Depois do temporal ^!!!^
Algumas palavras sobre o Black Mekon
Em breve deve chegar o tempo em que, passado o calor desses últimos dias e esfriados os nossos cérebros, a gente consiga falar sobre o que aconteceu conosco durante os doze meses deste ano que agora está se dissolvendo pra sempre. Não o que a imprensa mostrou, nem o que divulgamos, mas o que nós próprios (Francis, Michel, nosso incrível produtor Jack e eu) experimentamos com os nossos sentidos, e que acabou por queimar um grande e incandescente 2009 na nossa pele pro resto da vida como um lembrete, um marco, um fogo no deserto à noite. Sou romântico, desculpem.
Mas também é possível que a gente decida se calar e deixar tudo entre nós como uma jóia de família, como gostamos de fazer muitas vezes, em nome de uma voz interna coletiva que costuma sussurrar divertida e maliciosa: Calem a boca e toquem.
Mas a vontade de falar é grande e indomável e, por enquanto, eu vou representar a banda na tentativa de registrar (e muito mal, que isto é apenas a web) as nossas impressões sobre os três mais recentes dias das nossas vidas, e não espero ser muito bem sucedido na tarefa. Na verdade, este sorriso que estão vendo (sim, vocês de fato podem ver) no meu rosto não me permite explicar muito, por isso, duas palavras: Black. Mekon.
Não se trata de resgatar na memória os melhores shows que vimos, ou as melhores bandas com quem tocamos, ou as noites em que o clima estava mais mágico e selvagem. Já vimos muito. Vimos de quase tudo. Até aqui foram no mínimo dez anos em quatro, acreditem, e fizemos muito barulho com muita gente boa e muita gente ruim. Acontece que, nessa semana que passou, pouca gente (ok, o Jekyll encheu e o Jack Rabbit quase, o que é bem bom se considerarmos a atual situação do rock local, mas que não se compara ao que rolaria com um pouco mais de informação disseminada por aí) se deu conta de que algo raro e precioso visitou as cidades de Porto Alegre, Cachoeirinha e Sapiranga.
O Black Mekon apresentou uma sequência de três shows que desenharam uma linha ascendente em forma de navalha. Ela brotou do pequeno palco do Dr Jekyll com um brilho audacioso na noite de quinta-feira, 10 de dezembro, e deixou os presentes se entreolhando com as mentes em faíscas; deslizou em direção ao segundo piso do prédio do Jack Rabbit na noite seguinte, enquanto lá fora o céu desabava trovejando sobre Cachoeirinha; e culminou no sábado sob as luzes do bucólico Bar do Morro numa Sapiranga fria, chuvosa e escura que provavelmente nunca mais vai ter tanta cara de interior da Inglaterra num brilho que partiu duma fagulha rangente, raspou no ar, inchou até o limite e irrompeu num incêndio que nada mais pôde conter.
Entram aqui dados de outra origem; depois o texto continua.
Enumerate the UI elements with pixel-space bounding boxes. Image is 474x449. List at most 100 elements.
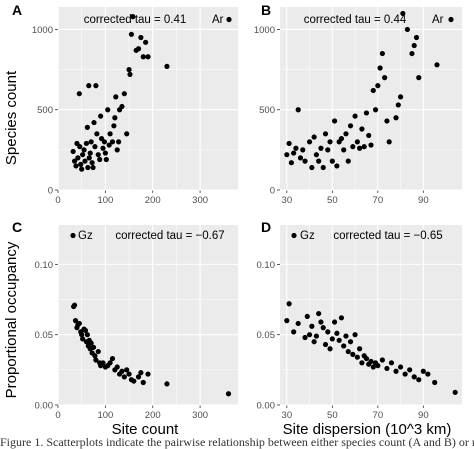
x-tick-label: 70 <box>373 195 384 206</box>
y-tick-label: 500 <box>259 105 275 116</box>
data-point <box>95 348 101 355</box>
data-point <box>114 147 120 153</box>
data-point <box>384 118 390 124</box>
data-point <box>84 124 90 130</box>
data-point <box>140 379 146 386</box>
data-point <box>103 156 109 163</box>
data-point <box>304 313 310 320</box>
data-point <box>322 341 329 348</box>
data-point <box>164 381 170 387</box>
data-point <box>393 115 399 121</box>
data-point <box>366 132 372 139</box>
data-point <box>318 319 324 325</box>
data-point <box>95 152 101 158</box>
panel-a: 0 100 200 300 0 500 1000 Ar corrected tau = 0.41… <box>12 2 238 206</box>
data-point <box>288 160 294 166</box>
data-point <box>311 339 317 345</box>
data-point <box>286 301 292 307</box>
data-point <box>109 139 116 145</box>
x-tick-label: 0 <box>55 410 60 421</box>
data-point <box>386 139 392 145</box>
data-point <box>350 144 356 150</box>
data-point <box>107 360 113 366</box>
data-point <box>225 391 232 397</box>
panel-background <box>58 225 238 405</box>
y-tick-label: 1000 <box>254 25 275 36</box>
panel-letter-a: A <box>12 2 22 18</box>
data-point <box>291 329 297 335</box>
data-point <box>357 145 363 151</box>
data-point <box>345 158 351 164</box>
tau-annotation: corrected tau = −0.67 <box>115 230 224 242</box>
data-point <box>131 378 137 384</box>
data-point <box>409 50 415 57</box>
data-point <box>343 131 349 137</box>
data-point <box>92 353 98 359</box>
x-tick-label: 50 <box>327 410 338 421</box>
data-point <box>78 161 84 167</box>
data-point <box>111 123 117 129</box>
data-point <box>416 75 422 81</box>
data-point <box>86 155 92 161</box>
data-point <box>284 152 290 158</box>
data-point <box>384 365 390 372</box>
data-point <box>145 371 151 377</box>
data-point <box>352 332 358 338</box>
data-point <box>102 150 108 156</box>
data-point <box>345 348 351 355</box>
data-point <box>295 107 301 113</box>
data-point <box>432 379 438 386</box>
data-point <box>88 139 94 145</box>
data-point <box>82 158 88 164</box>
x-tick-label: 0 <box>55 195 60 206</box>
data-point <box>434 62 440 68</box>
data-point <box>404 26 410 33</box>
y-tick-label: 1000 <box>32 25 53 36</box>
data-point <box>379 357 385 363</box>
outlier-label: Gz <box>78 230 93 242</box>
data-point <box>121 374 127 380</box>
data-point <box>80 152 86 158</box>
data-point <box>309 164 315 171</box>
x-tick-label: 300 <box>192 410 208 421</box>
y-tick-label: 500 <box>37 105 53 116</box>
data-point <box>164 63 170 69</box>
data-point <box>306 332 313 338</box>
data-point <box>82 327 89 334</box>
data-point <box>411 42 417 49</box>
data-point <box>413 34 420 41</box>
data-point <box>338 315 345 321</box>
data-point <box>361 144 367 150</box>
data-point <box>284 318 290 324</box>
x-tick-label: 70 <box>373 410 384 421</box>
data-point <box>128 31 135 37</box>
x-tick-label: 300 <box>192 195 208 206</box>
data-point <box>397 94 404 100</box>
data-point <box>313 152 319 158</box>
data-point <box>368 358 374 365</box>
data-point <box>85 164 91 171</box>
data-point <box>352 113 358 119</box>
data-point <box>76 320 82 327</box>
data-point <box>76 91 82 97</box>
data-point <box>395 102 401 108</box>
data-point <box>106 142 112 148</box>
data-point <box>325 329 331 335</box>
data-point <box>101 139 108 145</box>
data-point <box>127 71 133 78</box>
x-tick-label: 50 <box>327 195 338 206</box>
y-tick-label: 0.10 <box>257 260 276 271</box>
data-point <box>295 320 301 327</box>
data-point <box>135 46 142 52</box>
data-point <box>79 332 85 338</box>
outlier-point <box>291 232 297 239</box>
y-tick-label: 0 <box>270 186 275 197</box>
data-point <box>320 325 326 331</box>
data-point <box>97 156 103 163</box>
data-point <box>135 374 142 380</box>
y-axis-title-species-count: Species count <box>3 70 20 165</box>
data-point <box>341 343 347 349</box>
x-tick-label: 200 <box>145 410 161 421</box>
y-tick-label: 0 <box>48 186 53 197</box>
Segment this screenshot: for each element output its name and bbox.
No meio do salão, os poucos afortunados que apostaram que valia a pena deixar suas casas naquela noite sinistra e pagar cinco pratas pra ver um par de bandas fantasiadas (altamente arriscado, afinal rock é pra macho, mermão) desistiam de tentar compreender o que presenciavam, e mal podiam perceber que nunca mais voltariam daquele terreno onde tinham acabado de pisar.
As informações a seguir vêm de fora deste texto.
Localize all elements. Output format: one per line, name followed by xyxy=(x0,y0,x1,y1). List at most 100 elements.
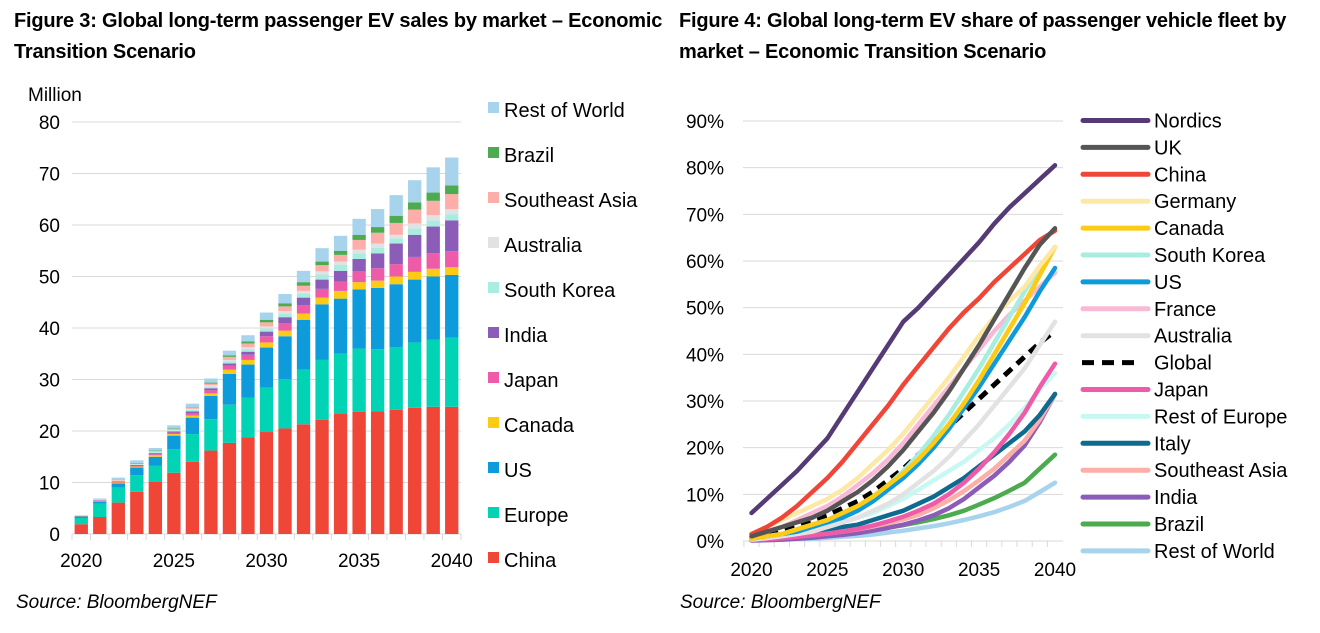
bar-stack-2028 xyxy=(222,350,237,534)
legend-item-nordics: Nordics xyxy=(1080,111,1222,133)
x-tick-label: 2020 xyxy=(730,560,772,581)
bar-segment-canada xyxy=(204,393,218,396)
bar-segment-china xyxy=(74,524,88,534)
bar-segment-china xyxy=(93,517,107,534)
bar-segment-south-korea xyxy=(167,430,181,432)
bar-segment-india xyxy=(315,279,329,289)
bar-segment-us xyxy=(93,501,107,504)
bar-segment-japan xyxy=(389,264,403,277)
bar-segment-europe xyxy=(315,359,329,420)
bar-segment-south-korea xyxy=(445,214,459,221)
y-tick-label: 50 xyxy=(39,268,60,289)
bar-segment-brazil xyxy=(333,250,348,255)
legend-swatch xyxy=(488,552,499,563)
legend-label: South Korea xyxy=(1154,245,1266,267)
legend-item-uk: UK xyxy=(1080,137,1182,159)
bar-segment-australia xyxy=(370,243,385,248)
x-tick-label: 2020 xyxy=(60,551,102,572)
legend-item-germany: Germany xyxy=(1080,191,1236,213)
bar-stack-2040 xyxy=(445,157,459,534)
bar-segment-europe xyxy=(352,348,366,412)
legend-item-australia: Australia xyxy=(1080,326,1233,348)
y-tick-label: 60 xyxy=(39,216,60,237)
bar-segment-southeast-asia xyxy=(204,383,218,386)
y-tick-label: 90% xyxy=(686,112,724,133)
bar-segment-south-korea xyxy=(148,452,163,454)
bar-segment-southeast-asia xyxy=(259,322,274,327)
legend-item-china: China xyxy=(1080,164,1207,186)
bar-segment-rest-of-world xyxy=(445,157,459,186)
bar-segment-brazil xyxy=(241,341,255,344)
legend-item-canada: Canada xyxy=(488,415,575,437)
y-tick-label: 40 xyxy=(39,319,60,340)
bar-segment-south-korea xyxy=(130,464,144,465)
bar-segment-china xyxy=(370,411,385,534)
bar-segment-india xyxy=(408,234,422,257)
bar-segment-brazil xyxy=(352,234,366,240)
legend-label: Canada xyxy=(504,415,575,437)
bar-segment-south-korea xyxy=(278,313,292,318)
legend-item-europe: Europe xyxy=(488,505,569,527)
y-tick-label: 50% xyxy=(686,299,724,320)
legend-swatch xyxy=(488,102,499,113)
bar-segment-rest-of-world xyxy=(148,447,163,451)
bar-segment-china xyxy=(278,428,292,534)
legend-swatch xyxy=(488,147,499,158)
bar-segment-japan xyxy=(204,390,218,394)
bar-segment-india xyxy=(204,388,218,391)
legend-item-china: China xyxy=(488,550,557,572)
bar-segment-canada xyxy=(333,290,348,299)
legend-item-south-korea: South Korea xyxy=(488,280,616,302)
line-series-us xyxy=(749,265,1058,541)
bar-segment-canada xyxy=(167,434,181,436)
bar-segment-us xyxy=(185,417,200,435)
bar-segment-india xyxy=(389,243,403,265)
bar-segment-canada xyxy=(370,280,385,288)
bar-segment-china xyxy=(296,424,311,534)
bar-segment-japan xyxy=(370,268,385,281)
bar-segment-south-korea xyxy=(389,238,403,244)
y-tick-label: 80 xyxy=(39,113,60,134)
bar-segment-canada xyxy=(408,271,422,280)
bar-segment-australia xyxy=(259,326,274,329)
bar-segment-japan xyxy=(111,481,125,483)
bar-segment-india xyxy=(426,226,440,254)
bar-segment-japan xyxy=(93,500,107,502)
legend-item-japan: Japan xyxy=(1080,380,1209,402)
y-tick-label: 20% xyxy=(686,439,724,460)
bar-segment-europe xyxy=(296,369,311,425)
bar-segment-us xyxy=(130,467,144,476)
bar-segment-south-korea xyxy=(222,361,237,364)
bar-segment-australia xyxy=(445,209,459,215)
legend-label: Australia xyxy=(504,235,583,257)
bar-segment-japan xyxy=(278,323,292,331)
bar-segment-us xyxy=(222,373,237,405)
bar-segment-japan xyxy=(185,412,200,416)
legend-item-india: India xyxy=(1080,487,1198,509)
legend-label: India xyxy=(504,325,548,347)
bar-stack-2024 xyxy=(148,447,163,534)
bar-segment-brazil xyxy=(370,227,385,233)
bar-segment-china xyxy=(352,411,366,534)
bar-segment-japan xyxy=(259,336,274,343)
bar-segment-rest-of-world xyxy=(259,312,274,320)
bar-segment-canada xyxy=(389,276,403,285)
bar-segment-europe xyxy=(222,404,237,443)
bar-segment-brazil xyxy=(130,462,144,464)
bar-segment-southeast-asia xyxy=(130,463,144,464)
legend-label: China xyxy=(1154,164,1207,186)
bar-segment-us xyxy=(389,284,403,348)
legend-label: Rest of World xyxy=(1154,541,1275,563)
bar-segment-brazil xyxy=(296,282,311,286)
figure-3-source: Source: BloombergNEF xyxy=(16,592,217,613)
bar-segment-rest-of-world xyxy=(352,218,366,235)
legend-item-brazil: Brazil xyxy=(488,145,554,167)
bar-segment-canada xyxy=(130,466,144,468)
bar-segment-south-korea xyxy=(204,386,218,389)
bar-segment-brazil xyxy=(167,428,181,429)
bar-segment-australia xyxy=(389,234,403,239)
bar-segment-brazil xyxy=(315,261,329,266)
legend-swatch xyxy=(488,462,499,473)
bar-segment-india xyxy=(296,297,311,306)
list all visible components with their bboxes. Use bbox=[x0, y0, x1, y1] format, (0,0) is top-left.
No palco o Black Mekon matava uma charada por segundo. Cada vez que a baqueta de Uncle Butcher desabava sobre uma pele, uma rachadura brotava no velho colosso sagrado do rock aquele imenso ídolo de pedra que construíram durante décadas, e que tantos e tantos se gabam de conhecer tão bem, ainda que não consigam disfarçar uma dificuldade penosa de apontar num mapa musical onde ele fica. Posso garantir que metade dos que puderam vê-lo de perto nunca vão ser encontrados em verbetes de enciclopédia. Nihil Sacrum Est.
O termo Revelação Espiritual (assim como as palavras musa, diva, e todo um punhado de adjetivos bem em voga que já viram dias e destinos mais felizes) é hoje tão fútil e tão piegas que lamento não poder usá-lo com a força que teria em outros tempos, mas não creio que outra expressão pudesse descrever o período de três dias e três noites que passamos com esses três sujeitos. O que muitos vão traduzir automaticamente como ok, já sei o que eles fizeram e já vi isso antes, mas que outros vão compreender por experiência própria. Enfim, cada um lida sozinho com o que traz dentro de si.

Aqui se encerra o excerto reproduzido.